Hinkle, District Judge, Concurring:
I agree that the district court properly granted summary judgment, but I get there by a different route.
The plaintiff Clyde Anthony, a state trooper, drank alcohol on a Friday night, had a flat tire the next morning, and called other troopers for a ride to work. This and other circumstances, including social-media posts seen by another employee, caused an assistant troop commander to believe—reasonably—that Mr. Anthony might have been impaired. Initial tests showed a blood-alcohol level of .014 or .016, below the .02 that is a firing offense but more than a trooper should have in his system while working. Mr. Anthony was placed on administrative leave with pay while an investigation was conducted not just of his condition on this one morning but of his use of alcohol more generally. Mr. Anthony denied any wrongdoing and ultimately was exonerated. He returned to his position.
Nothing about these circumstances suggests race had anything to do with it. Mr. Anthony asserts, though, that a trooper of a different race—in the jargon of employment-discrimination cases, a "comparator"—was treated more favorably.
The alleged comparator, John McMillan, was also a state trooper. He was at work on a different day with a blood-alcohol level of .019. He, too, was placed on administrative leave and investigated. He admitted drinking on the job and was demoted to an unsworn position.
Nothing about the different treatment of Mr. Anthony and Mr. McMillan suggests race had anything to do with it. The exonerated trooper—Mr. Anthony—kept his job. The guilty trooper—Mr. McMillan—was demoted. The obvious reason for the different treatment was that one was innocent, the other guilty.
To be sure, Mr. Anthony also complains that his investigation took longer than Mr. McMillan's. That seems unsurprising; one might reasonably expect it to take longer to investigate a contested charge than an admitted charge. Moreover, Mr. Anthony sought medical leave during the investigation.

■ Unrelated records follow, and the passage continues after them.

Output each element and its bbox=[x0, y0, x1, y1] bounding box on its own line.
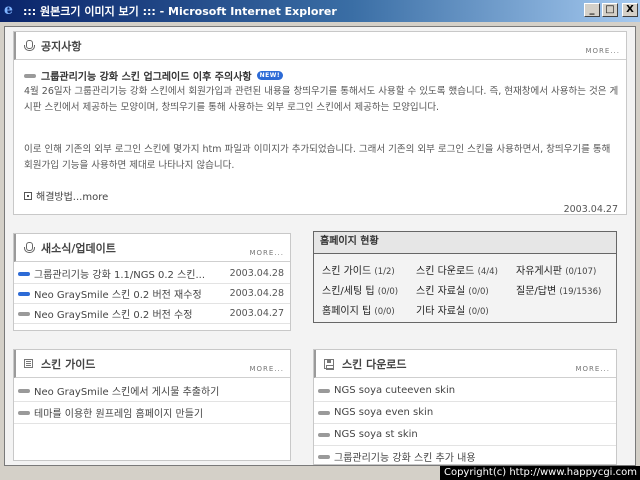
list-item[interactable]: 그룹관리기능 강화 1.1/NGS 0.2 스킨... 2003.04.28 bbox=[14, 264, 290, 284]
stat-free-board[interactable]: 자유게시판 (0/107) bbox=[516, 262, 614, 282]
list-item[interactable]: 테마를 이용한 원프레임 홈페이지 만들기 bbox=[14, 402, 290, 424]
list-item[interactable]: NGS soya st skin bbox=[314, 424, 616, 446]
bullet-bar-icon bbox=[18, 291, 30, 296]
news-item-label[interactable]: Neo GraySmile 스킨 0.2 버전 수정 bbox=[34, 306, 192, 321]
new-badge: NEW! bbox=[256, 71, 284, 80]
download-item-label[interactable]: NGS soya even skin bbox=[334, 407, 433, 418]
news-item-label[interactable]: 그룹관리기능 강화 1.1/NGS 0.2 스킨... bbox=[34, 266, 205, 281]
stat-homepage-tips[interactable]: 홈페이지 팁 (0/0) bbox=[322, 302, 416, 322]
stat-skin-setting-tips[interactable]: 스킨/세팅 팁 (0/0) bbox=[322, 282, 416, 302]
list-item[interactable]: 그룹관리기능 강화 스킨 추가 내용 bbox=[314, 446, 616, 468]
list-item[interactable]: Neo GraySmile 스킨 0.2 버전 재수정 2003.04.28 bbox=[14, 284, 290, 304]
stat-skin-download[interactable]: 스킨 다운로드 (4/4) bbox=[416, 262, 516, 282]
microphone-icon bbox=[24, 40, 35, 51]
news-item-date: 2003.04.27 bbox=[229, 308, 284, 319]
notice-paragraph-1: 4월 26일자 그룹관리기능 강화 스킨에서 회원가입과 관련된 내용을 창띄우… bbox=[24, 86, 619, 113]
bullet-bar-icon bbox=[18, 410, 30, 415]
download-header: 스킨 다운로드 MORE... bbox=[314, 350, 616, 378]
download-item-label[interactable]: NGS soya st skin bbox=[334, 429, 418, 440]
window-controls: _ □ X bbox=[584, 3, 638, 17]
download-more-link[interactable]: MORE... bbox=[575, 365, 610, 373]
notice-title: 공지사항 bbox=[41, 39, 82, 53]
status-grid: 스킨 가이드 (1/2) 스킨 다운로드 (4/4) 자유게시판 (0/107)… bbox=[322, 262, 614, 322]
download-item-label[interactable]: 그룹관리기능 강화 스킨 추가 내용 bbox=[334, 449, 476, 464]
stat-misc-archive[interactable]: 기타 자료실 (0/0) bbox=[416, 302, 516, 322]
minimize-button[interactable]: _ bbox=[584, 3, 600, 17]
guide-list: Neo GraySmile 스킨에서 게시물 추출하기 테마를 이용한 원프레임… bbox=[14, 380, 290, 424]
bullet-bar-icon bbox=[318, 432, 330, 437]
copyright-text: Copyright(c) http://www.happycgi.com bbox=[439, 466, 640, 480]
download-title: 스킨 다운로드 bbox=[342, 357, 407, 371]
square-bullet-icon bbox=[24, 191, 32, 200]
page-content: 공지사항 MORE... 그룹관리기능 강화 스킨 업그레이드 이후 주의사항 … bbox=[4, 26, 636, 468]
solution-link[interactable]: 해결방법...more bbox=[24, 188, 108, 203]
notice-paragraph-2: 이로 인해 기존의 외부 로그인 스킨에 몇가지 htm 파일과 이미지가 추가… bbox=[24, 144, 611, 171]
close-button[interactable]: X bbox=[622, 3, 638, 17]
site-status-panel: 홈페이지 현황 스킨 가이드 (1/2) 스킨 다운로드 (4/4) 자유게시판… bbox=[313, 231, 617, 323]
bullet-bar-icon bbox=[18, 388, 30, 393]
document-icon bbox=[24, 359, 33, 368]
disk-icon bbox=[324, 358, 334, 370]
list-item[interactable]: NGS soya cuteeven skin bbox=[314, 380, 616, 402]
news-header: 새소식/업데이트 MORE... bbox=[14, 234, 290, 262]
guide-more-link[interactable]: MORE... bbox=[249, 365, 284, 373]
news-panel: 새소식/업데이트 MORE... 그룹관리기능 강화 1.1/NGS 0.2 스… bbox=[13, 233, 291, 331]
list-item[interactable]: Neo GraySmile 스킨에서 게시물 추출하기 bbox=[14, 380, 290, 402]
microphone-icon bbox=[24, 242, 35, 253]
news-item-date: 2003.04.28 bbox=[229, 268, 284, 279]
solution-link-text[interactable]: 해결방법...more bbox=[36, 188, 108, 203]
news-title: 새소식/업데이트 bbox=[41, 241, 116, 255]
notice-date: 2003.04.27 bbox=[563, 204, 618, 215]
stat-skin-archive[interactable]: 스킨 자료실 (0/0) bbox=[416, 282, 516, 302]
skin-download-panel: 스킨 다운로드 MORE... NGS soya cuteeven skin N… bbox=[313, 349, 617, 468]
guide-item-label[interactable]: 테마를 이용한 원프레임 홈페이지 만들기 bbox=[34, 405, 203, 420]
list-item[interactable]: Neo GraySmile 스킨 0.2 버전 수정 2003.04.27 bbox=[14, 304, 290, 324]
bullet-bar-icon bbox=[318, 388, 330, 393]
guide-title: 스킨 가이드 bbox=[41, 357, 96, 371]
news-item-label[interactable]: Neo GraySmile 스킨 0.2 버전 재수정 bbox=[34, 286, 202, 301]
stat-skin-guide[interactable]: 스킨 가이드 (1/2) bbox=[322, 262, 416, 282]
notice-headline-text[interactable]: 그룹관리기능 강화 스킨 업그레이드 이후 주의사항 bbox=[41, 68, 252, 83]
guide-header: 스킨 가이드 MORE... bbox=[14, 350, 290, 378]
status-title: 홈페이지 현황 bbox=[314, 232, 616, 254]
news-more-link[interactable]: MORE... bbox=[249, 249, 284, 257]
stat-qna[interactable]: 질문/답변 (19/1536) bbox=[516, 282, 614, 302]
guide-item-label[interactable]: Neo GraySmile 스킨에서 게시물 추출하기 bbox=[34, 383, 219, 398]
download-list: NGS soya cuteeven skin NGS soya even ski… bbox=[314, 380, 616, 468]
window-title: ::: 원본크기 이미지 보기 ::: - Microsoft Internet… bbox=[23, 5, 337, 18]
news-item-date: 2003.04.28 bbox=[229, 288, 284, 299]
window-titlebar[interactable]: e ::: 원본크기 이미지 보기 ::: - Microsoft Intern… bbox=[0, 0, 640, 22]
notice-panel: 공지사항 MORE... 그룹관리기능 강화 스킨 업그레이드 이후 주의사항 … bbox=[13, 31, 627, 215]
download-item-label[interactable]: NGS soya cuteeven skin bbox=[334, 385, 455, 396]
bullet-bar-icon bbox=[24, 73, 36, 78]
maximize-button[interactable]: □ bbox=[602, 3, 618, 17]
bullet-bar-icon bbox=[318, 454, 330, 459]
notice-headline[interactable]: 그룹관리기능 강화 스킨 업그레이드 이후 주의사항 NEW! bbox=[24, 68, 284, 83]
news-list: 그룹관리기능 강화 1.1/NGS 0.2 스킨... 2003.04.28 N… bbox=[14, 264, 290, 324]
bullet-bar-icon bbox=[318, 410, 330, 415]
bullet-bar-icon bbox=[18, 311, 30, 316]
list-item[interactable]: NGS soya even skin bbox=[314, 402, 616, 424]
notice-header: 공지사항 MORE... bbox=[14, 32, 626, 60]
bullet-bar-icon bbox=[18, 271, 30, 276]
skin-guide-panel: 스킨 가이드 MORE... Neo GraySmile 스킨에서 게시물 추출… bbox=[13, 349, 291, 461]
notice-more-link[interactable]: MORE... bbox=[585, 47, 620, 55]
internet-explorer-icon: e bbox=[4, 2, 13, 18]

Because of the medical issues and alcohol use, he was reasonably required to submit to a fitness-for-duty evaluation before his return. The record includes no evidence that race had anything to do with the medical leave or fitness-for-duty evaluation. On those issues, Mr. McMillan is not a comparator—he was not required to undergo a fitness-for-duty evaluation, but he did not have the same medical issues and was not put back to work as a trooper.

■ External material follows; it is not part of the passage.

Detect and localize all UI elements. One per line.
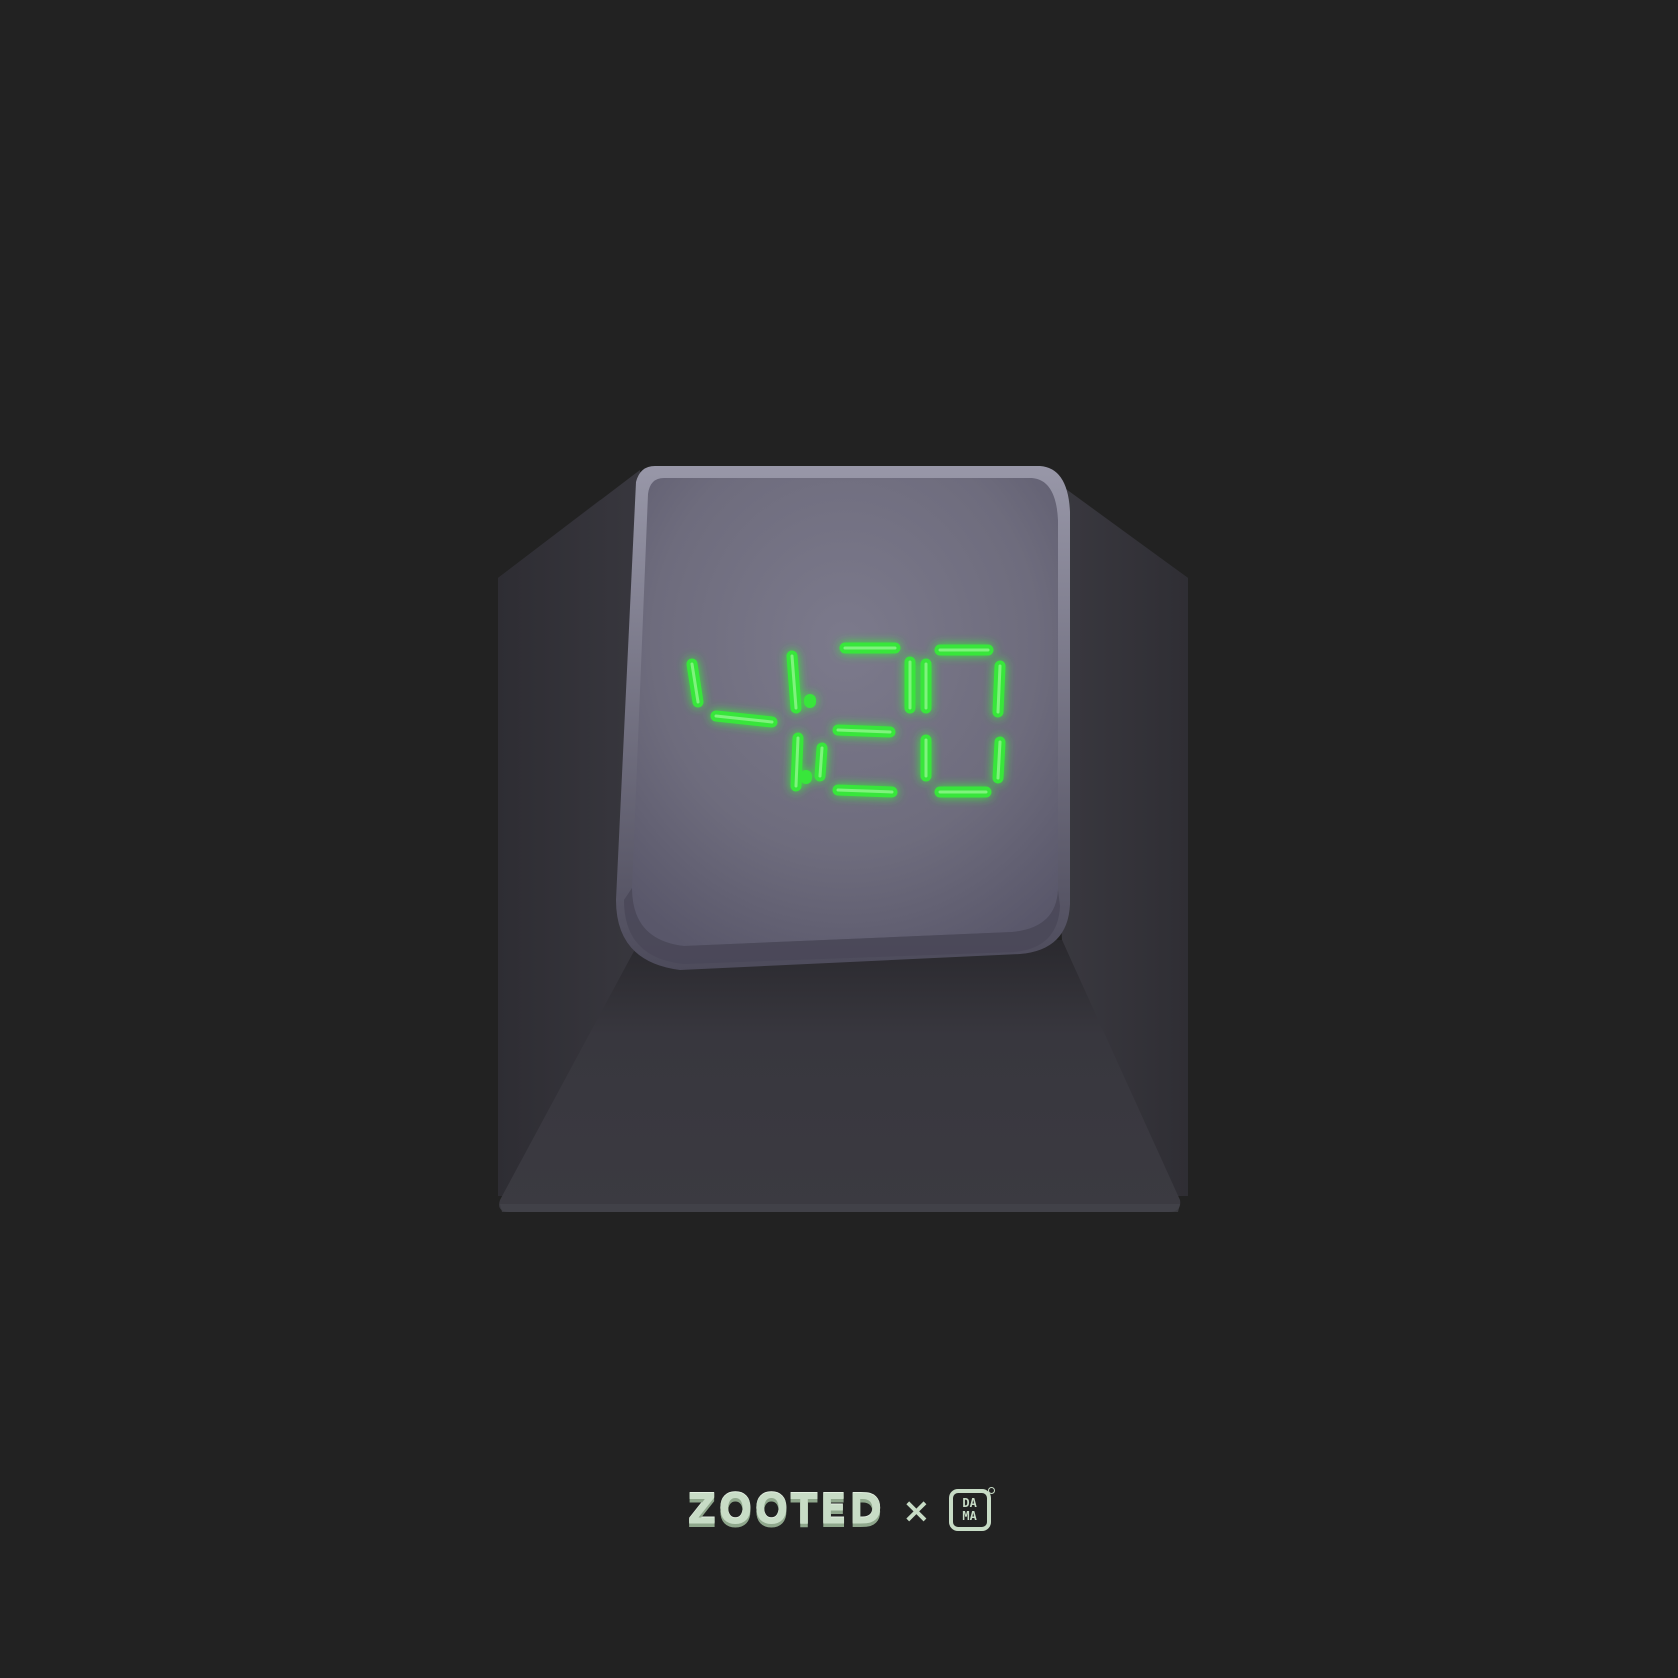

The bottom line: the district court properly granted summary judgment because nothing in the record would support a finding that race was a reason for Mr. Anthony's treatment. I would affirm on that basis. The majority is correct that Mr. McMillan is not a proper comparator on the length-of-investigation and fitness-for-duty issues. But on the question whether Mr. Anthony could properly be placed on leave and investigated, Mr. McMillan is very much a proper comparator. Mr. Anthony loses on this issue not because Mr. McMillan was different, but because he was the same—and his treatment was the same.
The difference in this analysis and the majority's makes no difference in the outcome. But on different facts, the different analysis would produce different results. Had Mr. Anthony been demoted while Mr. McMillan kept his job, this case would properly go to trial. Had Mr. Anthony been placed on leave while Mr. McMillan was allowed to keep working, this case would properly go to trial. Much ink can be—indeed has been—spilled over how to identify a proper comparator, but in the end, the most important question is simply this: on any given set of facts, could a jury reasonably conclude that race was a motivating factor in the decision at issue? Here, the answer is no.